You can also try messing with the Luminance noise reduction in the hawk shot, and then do sharpening, though.. And if you hold down Option/Alt (on an Apple at least.. not sure if it's the same button on Windows..) you can see the "sharpening mask" as you adjust it, which essentially defines the sharpening edges.. It'll let you not sharpen the noise, while still sharpening the hawk. (Hold down option, and then click and drag the "Masking" bar under Sharpening, which is juuust above the Noise Reduction, you'll need for your second shot.).

As for a bigger lens, you're kinda limited..

You've got a 400 5.6, which doesn't really allow you to add an extender, because you lose autofocus..

You can get a 300 2.8, which will let you do a 1.4x extender which gets you 420 f/4 (about the same as your 400 5.6, so no real advantage there..), or a 2x extender getting you 600 f/5.6. Howeverrr, with a 2x extender, you really need to stop down another couple stops to get back to a crisp image.. so you're looking at not shooting faster than f/8 to f/11, which cann be limiting...

A 400 f/4 is sort of non-existant, except for the DO, which is crazy expensive..

Then there's the 500 f/4, 400 f/2.8, and 600 f/4... And they're all crazy expensive. And bigggg and heavy. And really, neither 500 or 600 give you a HUGE increase over 400mm.. BUT, they both offer you the ability to throw a 1.4x extender on them, which does help get that extra reach.

Also, if you were to upgrade to a 1dmk4, you lose a bit of the crop, so your 400mm doesn't reach as far, which will them make you bang your head into the wall even more, haha. : D Really, it's just a bigger lens you need..
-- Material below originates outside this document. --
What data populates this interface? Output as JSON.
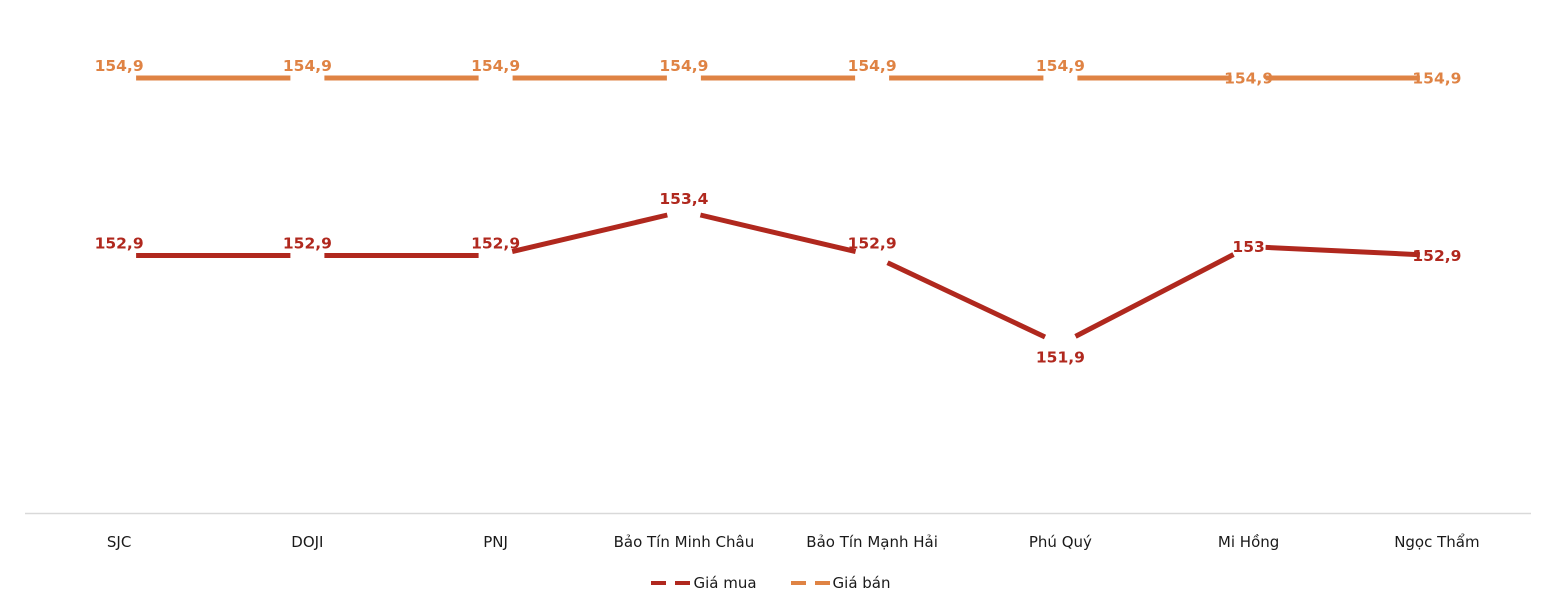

Aaaand lastly, in my experience, the 7D is just kinda noisy.. But I really don't have a problem with it. And I would say it's consistently noisy from ISO 400 til ISO 1600.. I don't notice much of a difference. After that, though, contrast definitely falls off, and detail starts going, but I use ISO 3200 nooo problem! But definitely not if I'm doing a big crop. And definitely I have no problem using it if I have substantial light.. Once you start pulling exposure, the higher ISOs are much more noticeable.


----------



## cookie (Apr 2, 2012)

Hello,I have just recently started using a 7d.Within the sample photos I agree that it is under exsposed.Are you using your histtorgram?Also iso seems a bit high.I shoot @100 most of the time.As for noise I have also shot @ night with 1600 no problem.Filters are also reccomended as well,weather it be uv or polarised.Post production I do is minor,i.e colour balance etc.I hope this helps.See photo for what 7d can do


----------



## westr70 (Apr 2, 2012)

Thank you all for your knowledge, experience, and you're willingness to share it with me and others who took note. I will keep my 7d and continue to practice with it and the software tips you've provided. Thank you all for your help, I truly appreciate it.


----------